Published August 3, 2010 at 11:19 a.m. | Updated November 7, 2017 at 12:35 p.m.

It's with great regret and sadness that I report the death of Shayne Higgins, a resident of the Starr Farm Nursing Home in Burlington's New North End. According to a friend and longtime caregiver, Higgins, 49, was pronounced dead on arrival at Fletcher Allen Health Care at approximately 9:30 p.m. Sunday night, Aug. 1, due to complications related to his advanced multiple sclerosis.

I never knew Shayne before his body was ravaged by the chronic disease that finally claimed his life. Shayne was like so many of the people I've met through my work over the years.
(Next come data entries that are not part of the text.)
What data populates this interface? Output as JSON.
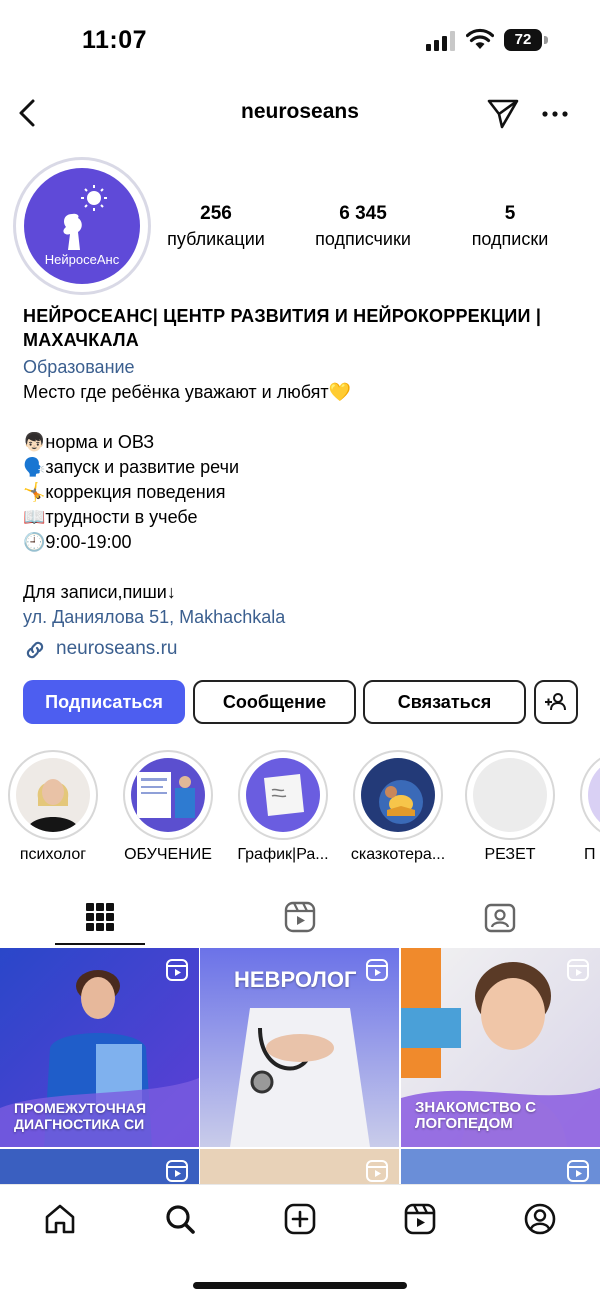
{
  "status": {
    "time": "11:07",
    "battery": "72"
  },
  "nav": {
    "username": "neuroseans",
    "back_icon": "chevron-left-icon",
    "send_icon": "paper-plane-icon",
    "more_icon": "more-dots-icon",
    "more_label": "···"
  },
  "profile": {
    "avatar_text": "НейросеАнс",
    "stats": [
      {
        "value": "256",
        "label": "публикации"
      },
      {
        "value": "6 345",
        "label": "подписчики"
      },
      {
        "value": "5",
        "label": "подписки"
      }
    ]
  },
  "bio": {
    "title": "НЕЙРОСЕАНС| ЦЕНТР РАЗВИТИЯ И НЕЙРОКОРРЕКЦИИ | МАХАЧКАЛА",
    "category": "Образование",
    "tagline": "Место где ребёнка уважают и любят💛",
    "lines": [
      "👦🏻норма и ОВЗ",
      "🗣️запуск и развитие речи",
      "🤸коррекция поведения",
      "📖трудности в учебе",
      "🕘9:00-19:00"
    ],
    "contact_note": "Для записи,пиши↓",
    "address": "ул. Даниялова 51, Makhachkala",
    "link": "neuroseans.ru"
  },
  "buttons": {
    "follow": "Подписаться",
    "message": "Сообщение",
    "contact": "Связаться",
    "add_user_icon": "add-person-icon"
  },
  "highlights": [
    {
      "label": "психолог"
    },
    {
      "label": "ОБУЧЕНИЕ"
    },
    {
      "label": "График|Ра..."
    },
    {
      "label": "сказкотера..."
    },
    {
      "label": "РЕЗЕТ"
    },
    {
      "label": "П"
    }
  ],
  "tabs": [
    {
      "icon": "grid-icon",
      "active": true
    },
    {
      "icon": "reels-icon",
      "active": false
    },
    {
      "icon": "tagged-icon",
      "active": false
    }
  ],
  "posts": [
    {
      "caption": "ПРОМЕЖУТОЧНАЯ\nДИАГНОСТИКА СИ",
      "badge": "reel-icon"
    },
    {
      "caption": "НЕВРОЛОГ",
      "badge": "reel-icon"
    },
    {
      "caption": "ЗНАКОМСТВО С\nЛОГОПЕДОМ",
      "badge": "reel-icon"
    }
  ],
  "bottom_nav": [
    "home-icon",
    "search-icon",
    "create-icon",
    "reels-icon",
    "profile-icon"
  ],
  "colors": {
    "accent": "#4d5ef0",
    "link": "#3b5f8f",
    "brand_purple": "#5f4ad8"
  }
}
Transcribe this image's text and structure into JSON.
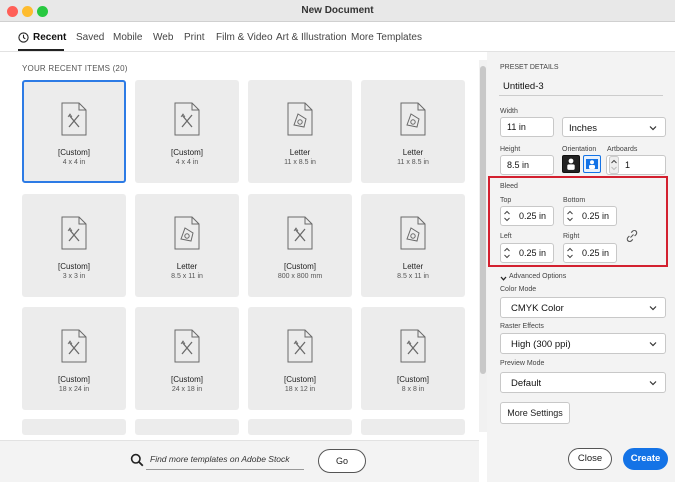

Like a smokejumper, I parachuted into the inferno that was his personal hell and stayed there for just long enough to do my job and sense the heat he endured daily, but nowhere near long enough to feel his pain.

I met Shayne in May 2006 through two of his friends, one of whom was his state-authorized medical marijuana provider. Although Shayne was one of only 29 Vermonters who, at the time, was legally permitted to use cannabis to treat his symptoms, an overly zealous staffer at the Starr Farm facility called the police in the summer of 2005 after she spied a joint among his belongings. You can read my original story about Shayne here. 

File photo credit: Matthew Thorsen

Appropriately, the Burlington PD took no legal action against Shayne — Vermont's medical marijuana law had passed just two years earlier — but his health and living situation continued to worsen, in part due to a paranoid administrator who adamantly refused to allow him to smoke his pot anywhere on the facility's grounds — not in his own room, out back or even behind a dumpster. Due to the facility's federal funding stream, she feared the wrath of  Medicaid, the Drug Enforcement Administration, the Social Security Administration, and all the other lingering ghosts of Reefer Madness.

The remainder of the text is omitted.